Here's how my dog Sammie looked about a week ago:

















His hair was 3+ inches on the body and very dense. I finally couldn't handle brushing it anymore and gave him a haircut.
Here's how he looks now:


----------



## T o d d (Sep 25, 2007)

Nice!

How tall is sammie and how old?

-Todd


----------



## Jako (Mar 4, 2008)

28" at the shoulder. 2 1/2 years old.


----------



## T o d d (Sep 25, 2007)

How long did it take him to get full height?
Right now moose is 23" and 9mo.

How much does sammie weigh by the way?

-Todd


----------



## Jako (Mar 4, 2008)

When I got him at 16 months he was pretty much full grown. I think he's filled out a little since then. 
He's 65-70 pounds. My home scale isn't very exact.


----------



## T o d d (Sep 25, 2007)

Jako said:


> When I got him at 16 months he was pretty much full grown. I think he's filled out a little since then.
> He's 65-70 pounds. My home scale isn't very exact.
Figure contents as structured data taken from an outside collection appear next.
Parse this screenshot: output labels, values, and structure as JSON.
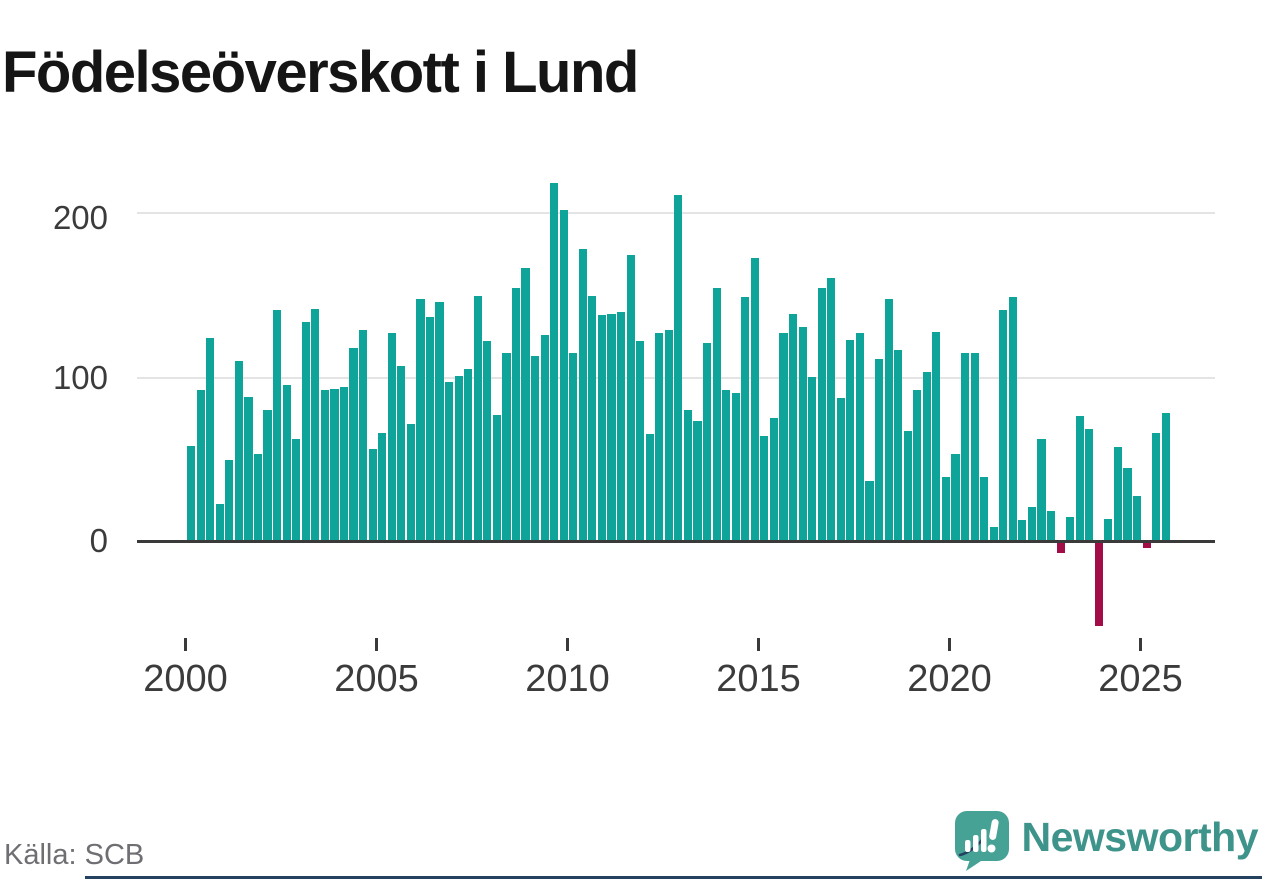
{
  "title": "Födelseöverskott i Lund",
  "footer": {
    "source": "Källa: SCB",
    "brand": "Newsworthy"
  },
  "colors": {
    "bar_positive": "#0ea49a",
    "bar_negative": "#a30d47",
    "grid": "#e4e4e4",
    "zero_axis": "#3a3a3a",
    "axis_label": "#3b3b3b",
    "title": "#151515",
    "source": "#6e6e73",
    "brand_teal": "#3e948b",
    "footer_line_navy": "#24415f"
  },
  "chart_data": {
    "type": "bar",
    "title": "Födelseöverskott i Lund",
    "frequency": "quarterly",
    "start_period": "2000-Q1",
    "end_period": "2025-Q3",
    "x_tick_labels": [
      "2000",
      "2005",
      "2010",
      "2015",
      "2020",
      "2025"
    ],
    "y_tick_labels": [
      "0",
      "100",
      "200"
    ],
    "y_ticks": [
      0,
      100,
      200
    ],
    "ylim": [
      -60,
      230
    ],
    "grid": "horizontal",
    "legend": "none",
    "values": [
      58,
      92,
      124,
      22,
      49,
      110,
      88,
      53,
      80,
      141,
      95,
      62,
      134,
      142,
      92,
      93,
      94,
      118,
      129,
      56,
      66,
      127,
      107,
      71,
      148,
      137,
      146,
      97,
      101,
      105,
      150,
      122,
      77,
      115,
      155,
      167,
      113,
      126,
      219,
      203,
      115,
      179,
      150,
      138,
      139,
      140,
      175,
      122,
      65,
      127,
      129,
      212,
      80,
      73,
      121,
      155,
      92,
      90,
      149,
      173,
      64,
      75,
      127,
      139,
      131,
      100,
      155,
      161,
      87,
      123,
      127,
      36,
      111,
      148,
      117,
      67,
      92,
      103,
      128,
      39,
      53,
      115,
      115,
      39,
      8,
      141,
      149,
      12,
      20,
      62,
      18,
      -6,
      14,
      76,
      68,
      -51,
      13,
      57,
      44,
      27,
      -3,
      66,
      78
    ]
  }
}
I see, thanks for the information.


----------



## Lexie_80 (Mar 14, 2008)

He looks great!


----------



## Nelson3 (Mar 27, 2008)

*jood job*

Wow you did a good job looks great.


----------



## Jako (Mar 4, 2008)

Thanks! There are some updated pictures in the thread "Sammie Pics"


----------



## PinkPoodleK (Jun 28, 2008)

*Aww he is a beauty!*


----------



## PomPom (Aug 8, 2008)

I Love The Cut, Very Cute!


----------